La creciente simpleza del discurso político

La simpleza creciente del discurso político es tan evidente que quizá no habría hecho falta que investigadores de las universidades de Texas, Princeton, Ámsterdam y Dublín realizaran estudios al respecto. Pero, según sus conclusiones, en efecto, no nos equivocamos si pensamos que los políticos desprecian cada vez más la inteligencia de los ciudadanos (votantes), apelando a sus instintos más bajos y simplificando su discurso hasta que encaje en un tuit ingenioso con el que despertar una reacción emocional antes que intentar convencer con argumentos. Estos informes estudian uno de los males de nuestro tiempo, que tiene en Donald Trump y su discurso reñido con la verdad su máximo referente, pero no el único. En España se avecina una campaña electoral, si es que se puede distinguir de verdad cuándo los partidos políticos están de campaña y cuándo no, así que tendremos ocasiones más que sobradas de constatar ese deterioro del discurso político. 


Estos estudios, en línea con otros que demuestran cómo el vocabulario empleado por los políticos es mucho más reducido ahora que en el pasado, pueden conducir a una conclusión positiva, en un primer momento. Ser sencillo, podría pensarse, no es malo, ya que permite a los políticos llegar a un público mayor. Que la política no sea cuestión de unos pocos, que no apele sólo a una élite, es positivo. Pero no conviene confundir la crítica a la simpleza del discurso político con una presunta añoranza de tiempos pretéritos en los que la política no se dirigía al votante medio porque todo lo hacía sin tenerle en cuenta y sin ni siquiera dirigirle la palabra. Porque no va de eso en absoluto. 

El problema es que asumir que un discurso simplista permite llegar a más público pasa por renunciar a construir argumentos complejo para justificar medidas políticas. Y, por supuesto, también implica una renuncia a intentar convencer a los ciudadanos de determinadas posiciones, aunque no sean, de entrada, muy populares. En esencia, echarse en brazos de un discurso político más y más simple cada vez significa dejar de hacer política. Porque la política no es lanzar frases ocurrentes que entren en un tuit ni pretender ofrecer soluciones simples a problemas complejos. Eso es más bien la antipolítica, la que simboliza Trump o el movimiento a favor del Brexit, sostenido, no ya por simplezas, sino directamente, por mentiras. 
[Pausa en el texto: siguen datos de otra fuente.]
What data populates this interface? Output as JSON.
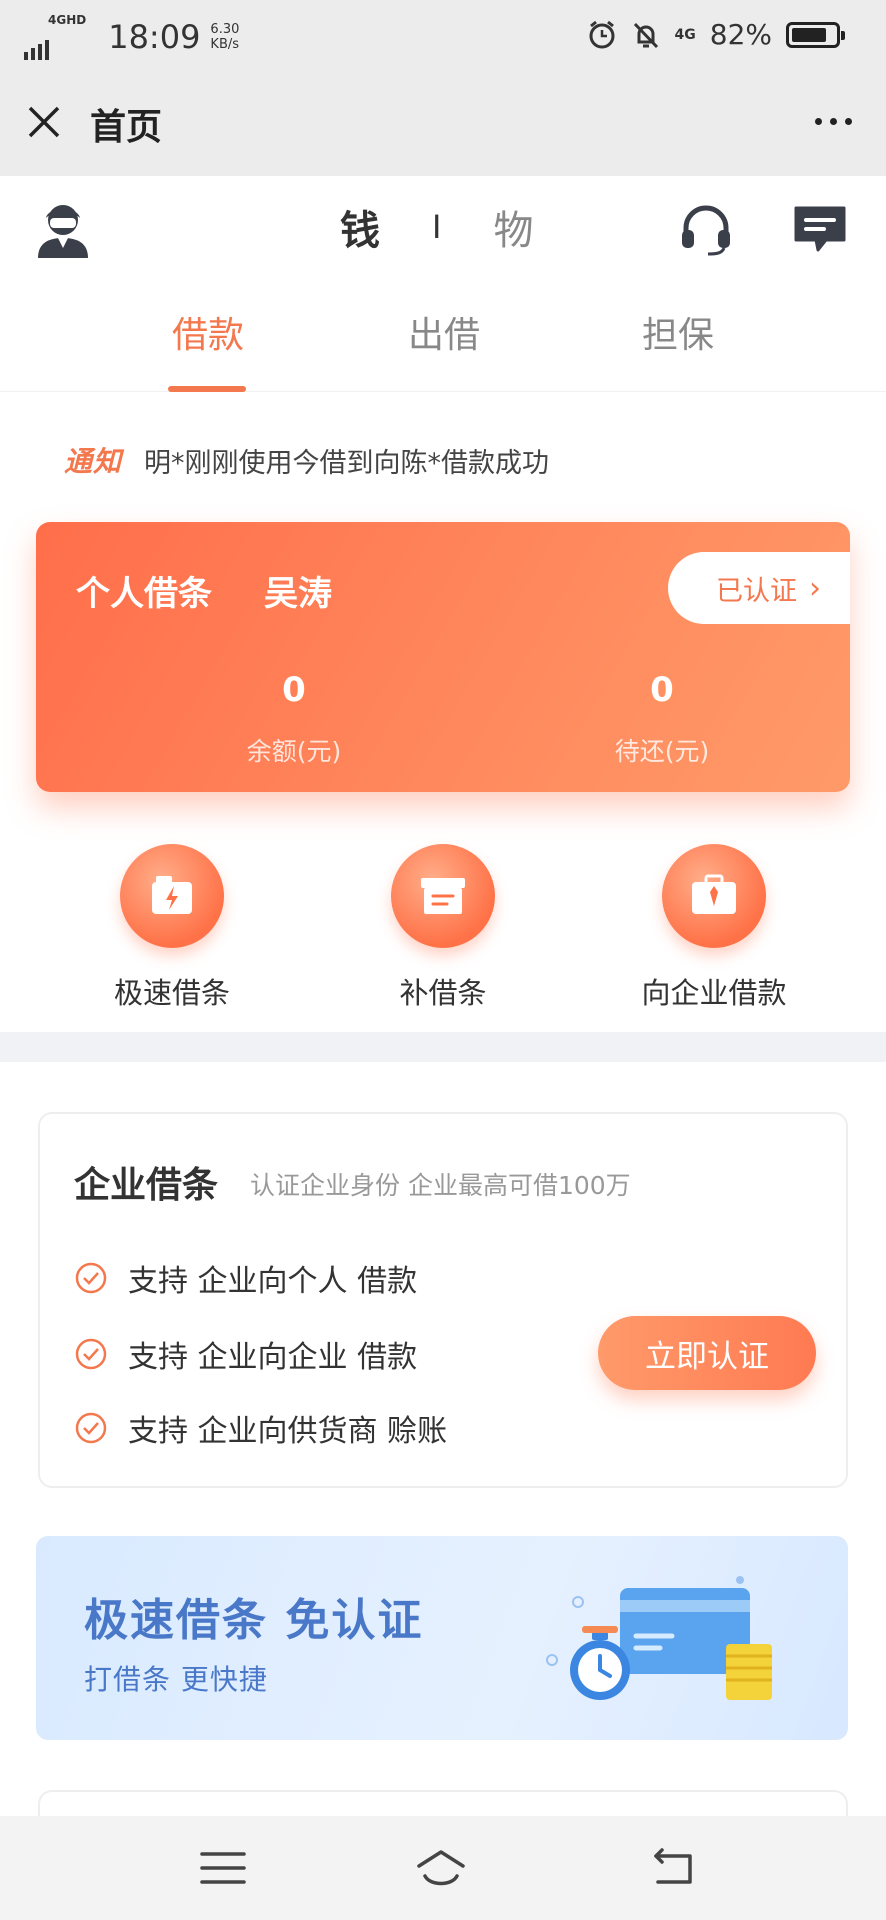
{
  "status_bar": {
    "network": "4GHD",
    "time": "18:09",
    "speed_value": "6.30",
    "speed_unit": "KB/s",
    "network_right": "4G",
    "battery_pct": "82%",
    "battery_level": 0.82
  },
  "title_bar": {
    "title": "首页"
  },
  "header": {
    "segment_active": "钱",
    "segment_separator": "I",
    "segment_other": "物",
    "tabs": [
      {
        "label": "借款",
        "active": true
      },
      {
        "label": "出借",
        "active": false
      },
      {
        "label": "担保",
        "active": false
      }
    ]
  },
  "notice": {
    "tag": "通知",
    "text": "明*刚刚使用今借到向陈*借款成功"
  },
  "loan_card": {
    "title": "个人借条",
    "name": "吴涛",
    "verified_label": "已认证",
    "balance_value": "0",
    "balance_label": "余额(元)",
    "due_value": "0",
    "due_label": "待还(元)"
  },
  "quick_actions": [
    {
      "label": "极速借条",
      "icon": "flash-folder-icon"
    },
    {
      "label": "补借条",
      "icon": "document-box-icon"
    },
    {
      "label": "向企业借款",
      "icon": "briefcase-icon"
    }
  ],
  "enterprise": {
    "title": "企业借条",
    "subtitle": "认证企业身份 企业最高可借100万",
    "features": [
      "支持 企业向个人 借款",
      "支持 企业向企业 借款",
      "支持 企业向供货商 赊账"
    ],
    "button": "立即认证"
  },
  "banner": {
    "title": "极速借条 免认证",
    "subtitle": "打借条 更快捷"
  },
  "colors": {
    "accent": "#f4784e",
    "banner_text": "#4a78c8"
  }
}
Los discursos antiinmigración, es decir, racistas, presentan a un enemigo culpable de todos los males. Igual que el nacional populismo que resurge en Europa. El discurso simple que busca evitar una jerga ininteligible para la mayoría de la población o que pretenda ser didáctico, pero sin dudar de la inteligencia de los ciudadanos, es bienvenido. El problema es que la simpleza creciente del discurso político en los últimos años ha venido acompañada de mentiras y demagogia. La que lleva a Trump a bloquear Estados Unidos durante semanas porque quiere construir un muro con México apelando a una emergencia nacional, aunque las entradas de personas en situación irregular en Estados Unidos desde México no ha hecho más que caer en los últimos años. O la que alimenta a movimientos como el del Frente Nacional en Francia o el partido de las tres letras en España. Disfrazado de discursos sencillos, "sin complejos", que llaman a las cosas por su nombre, en realidad no son más que mensajes demagógicos que necesitan de un enemigo externo al que culpar de todos los males. 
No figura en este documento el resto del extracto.